Unser Senf: Warum ich gerne durch den Zentralfriedhof spaziere
Weil ein bisschen Würze im Leben nie schaden kann, geben wir euch mit dieser Kolumne regelmäßig unseren Senf dazu: Wir erzählen euch, was uns beschäftigt, was uns nervt und was uns zum hysterischen Lachen bringt. Eure Käsekrainer könnt ihr zwar nicht darin eintunken, aber dafür ist unser Senf auch gratis. Dieses Mal erzählt unsere Redakteurin, warum sie gerne am Zentralfriedhof spazieren geht.
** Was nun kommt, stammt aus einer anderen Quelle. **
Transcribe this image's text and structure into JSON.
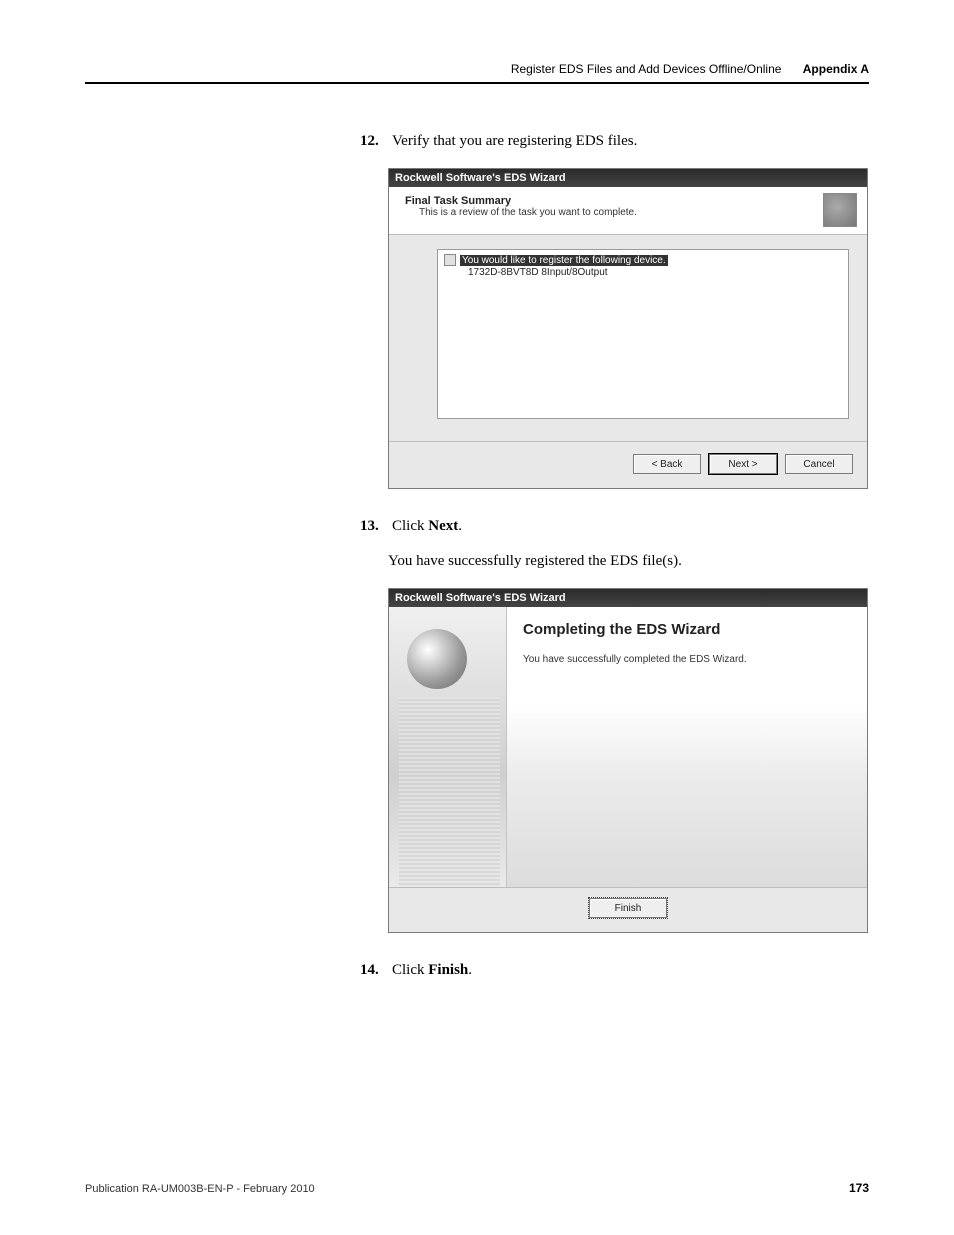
{
  "header": {
    "breadcrumb": "Register EDS Files and Add Devices Offline/Online",
    "appendix": "Appendix A"
  },
  "steps": {
    "s12": {
      "num": "12.",
      "text": "Verify that you are registering EDS files."
    },
    "s13": {
      "num": "13.",
      "pre": "Click ",
      "bold": "Next",
      "post": "."
    },
    "s13_body": "You have successfully registered the EDS file(s).",
    "s14": {
      "num": "14.",
      "pre": "Click ",
      "bold": "Finish",
      "post": "."
    }
  },
  "dlg1": {
    "title": "Rockwell Software's EDS Wizard",
    "head_t1": "Final Task Summary",
    "head_t2": "This is a review of the task you want to complete.",
    "tree_line1": "You would like to register the following device.",
    "tree_line2": "1732D-8BVT8D 8Input/8Output",
    "back": "< Back",
    "next": "Next >",
    "cancel": "Cancel"
  },
  "dlg2": {
    "title": "Rockwell Software's EDS Wizard",
    "big": "Completing the EDS Wizard",
    "small": "You have successfully completed the EDS Wizard.",
    "finish": "Finish"
  },
  "footer": {
    "pub": "Publication RA-UM003B-EN-P - February 2010",
    "page": "173"
  }
}
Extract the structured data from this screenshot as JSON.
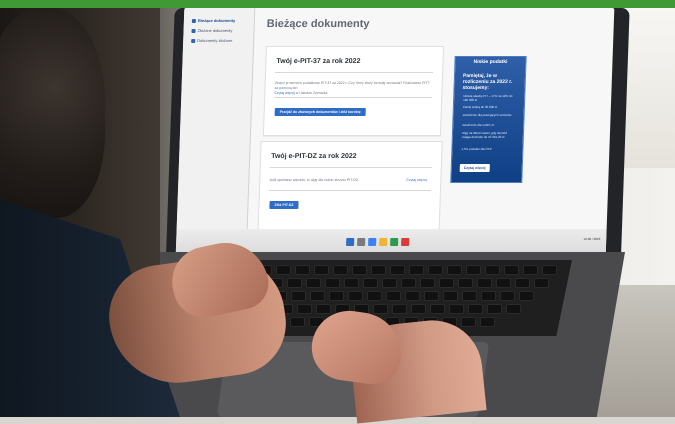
{
  "screen": {
    "title": "Bieżące dokumenty",
    "sidebar": [
      {
        "label": "Bieżące dokumenty"
      },
      {
        "label": "Złożone dokumenty"
      },
      {
        "label": "Dokumenty złożone"
      }
    ],
    "card1": {
      "title": "Twój e-PIT-37 za rok 2022",
      "line1": "Złożyć je terminie podatkowe PIT-37 za 2022 r. Czy, firmy złoży formułę zeznania? Rozliczeniu PIT?",
      "line2": "za pomocą ten",
      "link": "Czytaj więcej",
      "link_suffix": "w Usłudze Zeznania",
      "button": "Przejdź do złożonych dokumentów i złóż korektę"
    },
    "card2": {
      "title": "Twój e-PIT-DZ za rok 2022",
      "line1": "Jeśli spełniasz warunki, to ulgę dla rodzin złożysz PIT-DZ.",
      "link": "Czytaj więcej",
      "button": "Złóż PIT-DZ"
    },
    "promo": {
      "header": "Niskie podatki",
      "title": "Pamiętaj, że w rozliczeniu za 2022 r. stosujemy:",
      "items": [
        "Niższą stawkę PIT – 17% na 12% do 120 000 zł",
        "Kwotę wolną do 30 000 zł",
        "Zwolnienie dla pracujących seniorów",
        "Zwolnienie dla rodzin 4+",
        "Ulgę na dzieci nawet, gdy dochód osiąga dochodu do 10 361,20 zł",
        "1,5% podatku dla OPP"
      ],
      "button": "Czytaj więcej"
    },
    "taskbar_clock": "12:00 / 2023"
  },
  "colors": {
    "brand_green": "#3f9a36",
    "screen_blue": "#2f6cc6",
    "promo_blue": "#0f3f84"
  }
}
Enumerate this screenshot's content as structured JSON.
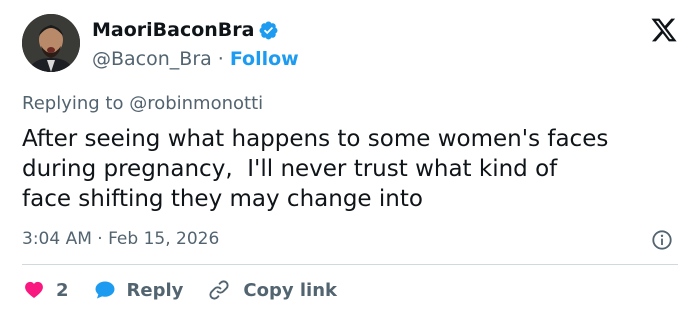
{
  "author": {
    "display_name": "MaoriBaconBra",
    "handle": "@Bacon_Bra",
    "separator": "·",
    "follow_label": "Follow",
    "verified_color": "#1d9bf0"
  },
  "header": {
    "logo": "x-logo-icon"
  },
  "reply_context": {
    "prefix": "Replying to ",
    "mention": "@robinmonotti"
  },
  "tweet": {
    "text": "After seeing what happens to some women's faces\nduring pregnancy,  I'll never trust what kind of\nface shifting they may change into",
    "timestamp": "3:04 AM · Feb 15, 2026"
  },
  "actions": {
    "like_count": "2",
    "reply_label": "Reply",
    "copy_label": "Copy link",
    "like_color": "#f91880",
    "reply_color": "#1d9bf0"
  },
  "icons": [
    "verified-badge-icon",
    "x-logo-icon",
    "info-icon",
    "heart-icon",
    "speech-bubble-icon",
    "link-icon"
  ]
}
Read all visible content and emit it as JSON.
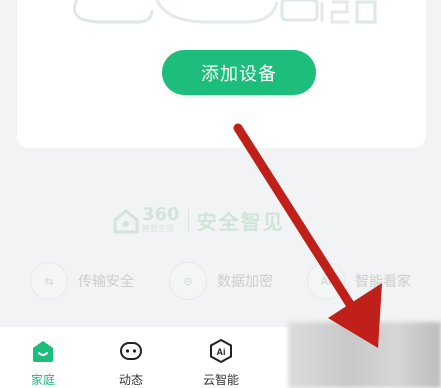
{
  "card": {
    "add_button_label": "添加设备"
  },
  "brand": {
    "name": "360",
    "sub": "智慧生活",
    "slogan": "安全智见"
  },
  "features": [
    {
      "icon": "transfer-icon",
      "label": "传输安全"
    },
    {
      "icon": "lock-icon",
      "label": "数据加密"
    },
    {
      "icon": "ai-icon",
      "label": "智能看家"
    }
  ],
  "tabbar": {
    "tabs": [
      {
        "label": "家庭",
        "icon": "home-icon",
        "active": true
      },
      {
        "label": "动态",
        "icon": "message-icon",
        "active": false
      },
      {
        "label": "云智能",
        "icon": "ai-cloud-icon",
        "active": false
      }
    ]
  },
  "colors": {
    "accent": "#1dbd7c",
    "arrow": "#c0201a"
  }
}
Nicht nur zu Allerheiligen.
Ich bin in Simmering aufgewachsen und auch ein Vierteljahrhundert später noch irgendwie hier verwurzelt. Für viele ist das ziemlich verwunderlich angesichts der Tatsache, dass man Simmering wahrscheinlich im Makler-Jargon eher als „aufstrebendes Viertel“ bezeichnen würde. Trotzdem empfinde ich eine eigenartige, vielleicht etwas ungesunde Liebe zu Simmering. So etwas wie ein Bobo-Viertel gibt’s hier zwar nicht. Aber dafür heißt hier auch Haferschleim immer noch nicht Porridge. Hat was. Während die feinen Herrschaften innerhalb des Gürtels ihre Babys in Tragetücher wickeln und ihre Jutebeutel nach ökologischer Abbaubarkeit sortieren, sitzt man hier mit schwieligen Händen im Stammbeisl. Na gut, das klischeehafte Narrativ des kleinen Mannes ist natürlich maßlos übertrieben. Ich zum Beispiel habe weder schwielige Hände noch ein Stammbeisl, und klein bin ich auch nicht. Oder ein Mann. Aber ihr wisst schon, worauf ich hinaus will.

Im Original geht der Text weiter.